2.6 The Acquiring Party hereby undertakes to learn the art of giving a proper massage and shall diligently improve said skill over time. The Target Party shall serve as the sole evaluator of progress, and her feedback, however harsh, shall be accepted without complaint.
2.7 The last bite of any shared food item is hereby and irrevocably assigned to the Acquiring Party. The Target Party may look longingly at said bite but shall not contest ownership.
2.8 On any occasion where the Target Party creates a handmade item for the Acquiring Party — including but not limited to fridge magnets, postcards, artwork, etc. — the Target Party shall be awarded a “Mera Yaishu Yaishu” day, during which the Acquiring Party shall agree to everything the Target Party says, without objection, hesitation, or loophole-seeking of any kind. For the avoidance of doubt, stacking of multiple earned days is expressly permitted.
3.1 In the event of any argument, disagreement, or spirited debate, the Target Party shall preface her rebuttal with the words "I'm an Ishu paglu but..." before proceeding with her (admittedly valid) point.
3.2 The Target Party shall not get mad, upset, or deploy the silent treatment when the Acquiring Party expresses opinions that differ from her own regarding one Taylor Alison Swift.

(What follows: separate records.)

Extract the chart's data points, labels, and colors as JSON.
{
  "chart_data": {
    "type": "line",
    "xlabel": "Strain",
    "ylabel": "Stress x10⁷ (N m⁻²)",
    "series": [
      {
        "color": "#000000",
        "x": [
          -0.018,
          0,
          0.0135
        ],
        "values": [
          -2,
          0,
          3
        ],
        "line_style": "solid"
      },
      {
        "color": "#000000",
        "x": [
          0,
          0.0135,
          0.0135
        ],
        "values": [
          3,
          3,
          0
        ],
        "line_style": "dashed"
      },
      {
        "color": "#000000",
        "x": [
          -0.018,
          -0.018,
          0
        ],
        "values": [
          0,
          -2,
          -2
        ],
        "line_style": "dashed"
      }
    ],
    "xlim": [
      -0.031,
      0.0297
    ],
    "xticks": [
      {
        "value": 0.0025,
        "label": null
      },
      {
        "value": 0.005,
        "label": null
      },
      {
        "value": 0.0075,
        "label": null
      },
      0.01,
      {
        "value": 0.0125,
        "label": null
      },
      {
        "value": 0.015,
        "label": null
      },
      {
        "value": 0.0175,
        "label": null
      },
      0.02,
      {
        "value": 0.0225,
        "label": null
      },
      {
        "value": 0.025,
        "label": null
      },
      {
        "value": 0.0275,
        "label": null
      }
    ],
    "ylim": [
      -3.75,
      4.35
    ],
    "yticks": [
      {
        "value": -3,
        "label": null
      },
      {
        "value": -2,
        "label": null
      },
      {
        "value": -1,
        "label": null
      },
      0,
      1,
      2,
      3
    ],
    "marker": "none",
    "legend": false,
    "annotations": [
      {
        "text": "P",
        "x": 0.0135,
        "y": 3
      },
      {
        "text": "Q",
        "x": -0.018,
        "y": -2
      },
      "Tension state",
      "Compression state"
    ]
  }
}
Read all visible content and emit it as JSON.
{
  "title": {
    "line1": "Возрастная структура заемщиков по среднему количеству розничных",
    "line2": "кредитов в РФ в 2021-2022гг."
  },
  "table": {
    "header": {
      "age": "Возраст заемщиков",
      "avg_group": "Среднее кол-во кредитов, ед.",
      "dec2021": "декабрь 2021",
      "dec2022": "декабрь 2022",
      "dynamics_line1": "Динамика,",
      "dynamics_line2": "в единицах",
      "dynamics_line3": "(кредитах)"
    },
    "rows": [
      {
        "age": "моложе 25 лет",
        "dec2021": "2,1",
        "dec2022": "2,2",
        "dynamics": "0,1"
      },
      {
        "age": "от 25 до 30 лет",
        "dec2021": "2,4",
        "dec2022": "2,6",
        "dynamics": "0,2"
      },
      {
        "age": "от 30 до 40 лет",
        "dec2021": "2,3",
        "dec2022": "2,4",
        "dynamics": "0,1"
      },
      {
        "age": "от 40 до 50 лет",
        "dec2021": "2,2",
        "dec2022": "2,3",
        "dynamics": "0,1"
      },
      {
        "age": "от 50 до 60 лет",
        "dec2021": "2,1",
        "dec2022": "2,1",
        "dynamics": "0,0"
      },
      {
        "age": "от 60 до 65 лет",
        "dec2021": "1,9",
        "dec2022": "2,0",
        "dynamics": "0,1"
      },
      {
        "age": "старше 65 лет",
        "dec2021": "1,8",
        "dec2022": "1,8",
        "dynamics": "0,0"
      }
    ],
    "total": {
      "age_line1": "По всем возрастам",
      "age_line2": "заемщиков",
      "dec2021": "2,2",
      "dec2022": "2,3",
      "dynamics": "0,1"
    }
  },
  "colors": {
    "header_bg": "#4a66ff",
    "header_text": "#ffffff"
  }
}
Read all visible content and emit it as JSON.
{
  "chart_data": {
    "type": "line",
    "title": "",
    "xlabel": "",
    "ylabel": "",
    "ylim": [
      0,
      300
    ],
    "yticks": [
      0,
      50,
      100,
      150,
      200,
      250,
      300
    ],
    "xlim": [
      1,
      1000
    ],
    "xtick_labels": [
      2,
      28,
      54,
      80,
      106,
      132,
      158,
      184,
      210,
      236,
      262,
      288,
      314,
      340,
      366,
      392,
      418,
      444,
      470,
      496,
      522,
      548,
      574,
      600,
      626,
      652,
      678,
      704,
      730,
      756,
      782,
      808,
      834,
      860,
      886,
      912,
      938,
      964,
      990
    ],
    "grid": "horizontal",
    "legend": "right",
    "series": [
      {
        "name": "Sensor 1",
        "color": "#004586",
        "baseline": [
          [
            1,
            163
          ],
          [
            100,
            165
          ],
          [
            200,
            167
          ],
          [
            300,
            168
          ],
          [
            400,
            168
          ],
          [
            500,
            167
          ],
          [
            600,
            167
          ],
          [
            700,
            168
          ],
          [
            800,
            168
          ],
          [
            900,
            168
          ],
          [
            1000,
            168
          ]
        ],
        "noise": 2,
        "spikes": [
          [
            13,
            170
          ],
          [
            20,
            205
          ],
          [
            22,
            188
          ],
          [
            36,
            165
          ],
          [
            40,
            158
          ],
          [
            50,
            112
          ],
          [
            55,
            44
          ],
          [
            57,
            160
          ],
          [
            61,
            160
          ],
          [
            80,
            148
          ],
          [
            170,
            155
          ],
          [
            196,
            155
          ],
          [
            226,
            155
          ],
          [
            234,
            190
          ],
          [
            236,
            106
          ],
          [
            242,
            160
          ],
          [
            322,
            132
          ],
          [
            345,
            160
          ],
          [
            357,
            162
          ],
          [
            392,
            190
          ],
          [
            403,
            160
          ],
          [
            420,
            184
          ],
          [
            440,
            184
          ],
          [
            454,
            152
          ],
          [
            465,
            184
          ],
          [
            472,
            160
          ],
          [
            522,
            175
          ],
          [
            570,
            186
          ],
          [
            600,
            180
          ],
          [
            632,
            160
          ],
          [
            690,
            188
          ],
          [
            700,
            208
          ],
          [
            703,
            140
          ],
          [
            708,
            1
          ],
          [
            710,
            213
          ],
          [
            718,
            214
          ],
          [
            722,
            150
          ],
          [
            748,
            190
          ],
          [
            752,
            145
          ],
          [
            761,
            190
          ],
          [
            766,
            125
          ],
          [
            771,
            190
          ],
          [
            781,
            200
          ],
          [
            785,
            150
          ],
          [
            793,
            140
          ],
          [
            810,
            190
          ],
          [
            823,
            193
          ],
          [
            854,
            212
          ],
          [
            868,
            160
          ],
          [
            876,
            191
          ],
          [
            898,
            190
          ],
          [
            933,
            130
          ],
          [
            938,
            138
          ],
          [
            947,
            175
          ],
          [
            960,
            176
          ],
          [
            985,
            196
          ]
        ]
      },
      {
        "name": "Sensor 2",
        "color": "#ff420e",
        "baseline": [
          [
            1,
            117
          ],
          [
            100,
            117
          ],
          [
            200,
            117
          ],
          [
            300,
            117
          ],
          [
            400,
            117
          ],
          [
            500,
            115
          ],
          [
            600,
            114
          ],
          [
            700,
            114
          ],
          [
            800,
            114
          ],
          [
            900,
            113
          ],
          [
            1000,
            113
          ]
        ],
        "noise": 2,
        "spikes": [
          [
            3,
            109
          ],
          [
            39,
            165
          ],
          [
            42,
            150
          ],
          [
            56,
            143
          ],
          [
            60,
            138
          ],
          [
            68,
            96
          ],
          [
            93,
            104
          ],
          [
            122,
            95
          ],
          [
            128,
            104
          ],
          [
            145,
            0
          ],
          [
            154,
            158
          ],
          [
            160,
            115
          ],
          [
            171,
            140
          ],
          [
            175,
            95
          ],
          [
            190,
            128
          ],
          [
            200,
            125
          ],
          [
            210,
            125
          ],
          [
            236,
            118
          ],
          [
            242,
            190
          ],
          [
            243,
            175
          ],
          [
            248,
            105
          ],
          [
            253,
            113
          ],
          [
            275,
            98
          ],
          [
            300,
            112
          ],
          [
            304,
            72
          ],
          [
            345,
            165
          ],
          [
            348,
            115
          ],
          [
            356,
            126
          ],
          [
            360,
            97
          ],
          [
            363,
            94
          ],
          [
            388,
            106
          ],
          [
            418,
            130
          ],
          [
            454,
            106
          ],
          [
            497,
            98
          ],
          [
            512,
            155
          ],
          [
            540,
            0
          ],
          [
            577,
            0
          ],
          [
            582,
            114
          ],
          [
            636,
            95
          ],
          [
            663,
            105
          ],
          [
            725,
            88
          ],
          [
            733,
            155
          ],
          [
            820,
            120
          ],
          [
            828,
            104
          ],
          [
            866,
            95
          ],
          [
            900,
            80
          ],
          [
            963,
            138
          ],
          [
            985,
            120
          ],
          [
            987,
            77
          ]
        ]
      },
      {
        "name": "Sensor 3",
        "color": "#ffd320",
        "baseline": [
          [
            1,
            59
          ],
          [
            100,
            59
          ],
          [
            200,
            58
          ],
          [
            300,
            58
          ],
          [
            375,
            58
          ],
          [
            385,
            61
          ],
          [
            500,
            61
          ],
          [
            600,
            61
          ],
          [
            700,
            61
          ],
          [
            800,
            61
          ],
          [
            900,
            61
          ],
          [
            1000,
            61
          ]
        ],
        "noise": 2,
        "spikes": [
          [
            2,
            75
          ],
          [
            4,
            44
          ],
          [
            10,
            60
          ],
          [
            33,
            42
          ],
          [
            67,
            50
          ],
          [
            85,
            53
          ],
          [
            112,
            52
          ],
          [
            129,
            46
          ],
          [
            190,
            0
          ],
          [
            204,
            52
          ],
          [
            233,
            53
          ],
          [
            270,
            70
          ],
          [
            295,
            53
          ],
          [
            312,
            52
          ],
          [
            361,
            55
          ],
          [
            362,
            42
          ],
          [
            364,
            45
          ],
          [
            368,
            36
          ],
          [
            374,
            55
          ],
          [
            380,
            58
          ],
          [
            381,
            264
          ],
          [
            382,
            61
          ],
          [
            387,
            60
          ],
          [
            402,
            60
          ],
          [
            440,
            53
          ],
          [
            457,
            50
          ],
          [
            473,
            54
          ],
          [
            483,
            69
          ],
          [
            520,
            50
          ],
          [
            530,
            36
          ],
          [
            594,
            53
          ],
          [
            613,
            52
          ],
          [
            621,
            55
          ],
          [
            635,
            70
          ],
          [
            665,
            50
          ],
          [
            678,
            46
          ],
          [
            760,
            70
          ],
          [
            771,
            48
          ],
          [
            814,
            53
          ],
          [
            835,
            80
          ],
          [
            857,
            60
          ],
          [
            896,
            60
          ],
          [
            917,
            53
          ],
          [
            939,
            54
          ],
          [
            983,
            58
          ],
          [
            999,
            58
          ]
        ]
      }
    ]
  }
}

Musical preferences are not grounds for a material adverse change.
3.3 The use of the words "we need to talk" in a serious tone is strictly prohibited unless immediately followed by "about where to go for dinner."
3.4 Being cuter than legally permissible is a violation, but the Acquiring Party has agreed to waive this clause indefinitely for the Target Party.
4.1 Under no circumstances shall the Target Party: (a) leave, (b) think about leaving, (c) dream about leaving, or (d) Google "how to leave your valentine."
4.2 The Target Party shall not refer to the Acquiring Party as "Puranjay" in any context. Acceptable designations include, but are not limited to: Poopoo, bbb, and any future nicknames mutually agreed upon in writing or via late-night text.
5.1 This agreement shall remain in full force and effect for a period of forever and one day, automatically renewable for successive periods of eternity.
5.2 There is no termination clause. The legal team was specifically instructed not to draft one. Don't even look for it.
5.3 In the unlikely event that the universe ends, this agreement shall survive and continue in whichever parallel dimension both Parties end up in.
IN WITNESS WHEREOF, the Parties have executed this Definitive Merger Agreement as of the date first written above, with full knowledge that they are stuck with each other (which, let's be honest, is the best possible outcome).